If you have memory usage issues, you might want to abandon using in-memory Python constructs and go with an on-disk database. Many databases are available and sqlite ships with Python. Depending on your usage and how tight your memory requirements are, array.array or numpy might help you, but this is highly dependent on what you need to do. array.array will have all the same time complexities as list and numpy arrays sort of will but work in some different ways. Using lazy iterators (like generators and the stuff in the itertools module) can often reduce memory usage by a factor of n.
Using a database will improve time to delete items from arbitrary locations (though order will be lost if this is important). Using a dict will do the same, but potentially at high memory usage.
You can also consider blist as a drop-in replacement for a list that might get some of the compromises you want. I don't believe it will drastically increase memory usage, but it will change item removal to O(log n). This comes at the cost of making other operations more expensive, of course.
I would have to see testing to believe that the constant factor for memory use for your doubly linked list implementation would be less than the 2 that you get by simply creating a new list. I really doubt it.

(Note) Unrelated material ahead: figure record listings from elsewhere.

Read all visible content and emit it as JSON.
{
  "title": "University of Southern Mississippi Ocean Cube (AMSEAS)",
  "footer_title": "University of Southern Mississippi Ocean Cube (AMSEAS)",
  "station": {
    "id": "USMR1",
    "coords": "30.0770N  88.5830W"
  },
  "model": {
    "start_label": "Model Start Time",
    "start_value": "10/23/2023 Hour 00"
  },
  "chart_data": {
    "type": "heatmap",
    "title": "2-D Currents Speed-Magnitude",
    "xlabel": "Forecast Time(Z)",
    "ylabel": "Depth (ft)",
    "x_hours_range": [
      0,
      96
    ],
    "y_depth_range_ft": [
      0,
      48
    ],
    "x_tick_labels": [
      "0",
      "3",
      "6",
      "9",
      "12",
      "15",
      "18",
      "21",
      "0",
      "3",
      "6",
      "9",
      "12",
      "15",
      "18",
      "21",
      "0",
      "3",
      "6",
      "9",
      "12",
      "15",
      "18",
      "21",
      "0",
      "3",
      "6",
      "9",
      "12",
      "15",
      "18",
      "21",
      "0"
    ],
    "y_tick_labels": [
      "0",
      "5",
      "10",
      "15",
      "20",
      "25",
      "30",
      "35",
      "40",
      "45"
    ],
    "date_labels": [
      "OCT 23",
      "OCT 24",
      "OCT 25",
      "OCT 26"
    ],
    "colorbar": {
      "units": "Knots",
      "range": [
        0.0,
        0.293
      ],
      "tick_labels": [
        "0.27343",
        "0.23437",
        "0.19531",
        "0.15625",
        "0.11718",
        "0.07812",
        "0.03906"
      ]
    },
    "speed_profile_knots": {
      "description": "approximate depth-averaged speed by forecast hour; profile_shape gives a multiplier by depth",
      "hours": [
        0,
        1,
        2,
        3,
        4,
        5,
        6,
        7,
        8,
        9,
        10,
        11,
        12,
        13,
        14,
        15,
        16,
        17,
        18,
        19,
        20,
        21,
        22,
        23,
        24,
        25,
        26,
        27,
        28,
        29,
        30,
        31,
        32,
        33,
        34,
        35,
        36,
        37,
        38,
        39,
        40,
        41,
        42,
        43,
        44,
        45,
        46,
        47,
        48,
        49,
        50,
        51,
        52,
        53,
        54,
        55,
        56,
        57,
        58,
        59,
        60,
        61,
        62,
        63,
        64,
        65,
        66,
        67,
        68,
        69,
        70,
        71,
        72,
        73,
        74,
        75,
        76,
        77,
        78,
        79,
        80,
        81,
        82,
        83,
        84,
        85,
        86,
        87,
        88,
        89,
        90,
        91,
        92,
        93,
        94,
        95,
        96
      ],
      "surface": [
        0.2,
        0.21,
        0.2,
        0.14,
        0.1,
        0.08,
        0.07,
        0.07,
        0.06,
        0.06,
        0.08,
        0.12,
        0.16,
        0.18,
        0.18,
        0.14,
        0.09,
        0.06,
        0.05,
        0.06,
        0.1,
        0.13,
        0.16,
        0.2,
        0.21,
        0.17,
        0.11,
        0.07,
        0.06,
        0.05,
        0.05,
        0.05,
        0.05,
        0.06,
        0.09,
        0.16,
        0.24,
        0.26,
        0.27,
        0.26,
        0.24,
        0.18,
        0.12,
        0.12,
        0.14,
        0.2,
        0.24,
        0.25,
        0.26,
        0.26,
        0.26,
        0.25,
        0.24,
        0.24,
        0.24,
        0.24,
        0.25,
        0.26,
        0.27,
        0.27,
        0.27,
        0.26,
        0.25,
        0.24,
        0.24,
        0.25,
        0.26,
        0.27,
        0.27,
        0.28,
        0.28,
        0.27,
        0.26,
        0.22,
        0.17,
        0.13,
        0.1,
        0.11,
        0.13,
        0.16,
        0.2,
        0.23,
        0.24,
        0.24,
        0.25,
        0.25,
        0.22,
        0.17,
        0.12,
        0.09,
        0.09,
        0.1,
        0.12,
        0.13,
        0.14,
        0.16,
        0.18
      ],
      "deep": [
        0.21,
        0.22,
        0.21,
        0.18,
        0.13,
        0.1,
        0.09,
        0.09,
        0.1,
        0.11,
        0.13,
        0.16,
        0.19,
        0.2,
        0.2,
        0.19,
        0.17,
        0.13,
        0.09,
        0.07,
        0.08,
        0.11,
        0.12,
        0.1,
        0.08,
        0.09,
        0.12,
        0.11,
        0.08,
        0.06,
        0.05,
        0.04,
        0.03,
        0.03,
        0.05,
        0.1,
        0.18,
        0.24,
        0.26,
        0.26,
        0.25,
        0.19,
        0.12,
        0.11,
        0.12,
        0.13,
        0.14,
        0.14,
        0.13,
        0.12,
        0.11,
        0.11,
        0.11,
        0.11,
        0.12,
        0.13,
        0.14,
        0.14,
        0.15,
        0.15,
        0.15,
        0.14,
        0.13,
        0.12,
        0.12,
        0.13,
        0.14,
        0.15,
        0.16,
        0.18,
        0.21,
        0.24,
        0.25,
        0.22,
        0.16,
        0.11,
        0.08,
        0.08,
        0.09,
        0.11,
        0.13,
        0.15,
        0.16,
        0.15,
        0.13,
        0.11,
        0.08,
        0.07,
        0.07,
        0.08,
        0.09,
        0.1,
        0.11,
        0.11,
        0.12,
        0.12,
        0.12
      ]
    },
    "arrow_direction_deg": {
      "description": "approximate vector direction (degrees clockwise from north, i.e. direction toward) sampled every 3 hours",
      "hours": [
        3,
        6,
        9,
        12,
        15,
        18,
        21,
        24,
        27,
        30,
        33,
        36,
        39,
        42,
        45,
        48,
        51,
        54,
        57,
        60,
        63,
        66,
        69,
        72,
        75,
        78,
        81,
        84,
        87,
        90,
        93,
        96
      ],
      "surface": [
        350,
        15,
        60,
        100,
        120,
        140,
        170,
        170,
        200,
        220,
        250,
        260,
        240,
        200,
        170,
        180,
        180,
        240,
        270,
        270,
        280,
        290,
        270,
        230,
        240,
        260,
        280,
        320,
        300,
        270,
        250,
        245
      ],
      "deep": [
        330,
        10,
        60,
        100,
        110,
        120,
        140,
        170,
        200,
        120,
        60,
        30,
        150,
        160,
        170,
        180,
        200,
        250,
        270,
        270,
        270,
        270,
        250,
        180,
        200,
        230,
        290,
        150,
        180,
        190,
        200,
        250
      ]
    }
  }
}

You will have to share more about your problem class for a more concrete answer, I think, but the general advice is
Iterate over a list building a new list as you go along (or using a generator to yield the items when you need them). If you actually need a list, this will have a memory factor of 2, which scales fine but doesn't help if you are short on memory period.
If you are running out of memory, rather than microoptimization you probably want an on-disk database or to store your data in a file.
Brandon Craig Rhodes suggests using a collections.deque, which can suit this problem: no additional memory is required for the operation and it is kept O(n). I do not know the total memory usage and how it compares to a list; it's worth noting that a deque has to store a lot more references and I would not be surprised if it isn't as memory intensive as using two lists. You would have to test or study it to know yourself.
If you were to use a deque, I would deploy it slightly differently than Rhodes suggests:
from collections import deque
d = deque(range(30))
n = deque()
print d
while True:
try:
item = d.popleft()
except IndexError:
break
if item % 3 != 0:
n.append(item)
print n
There is no significant memory difference doing it this way, but there's a lot less opportunity to flub up than mutating the same deque as you go.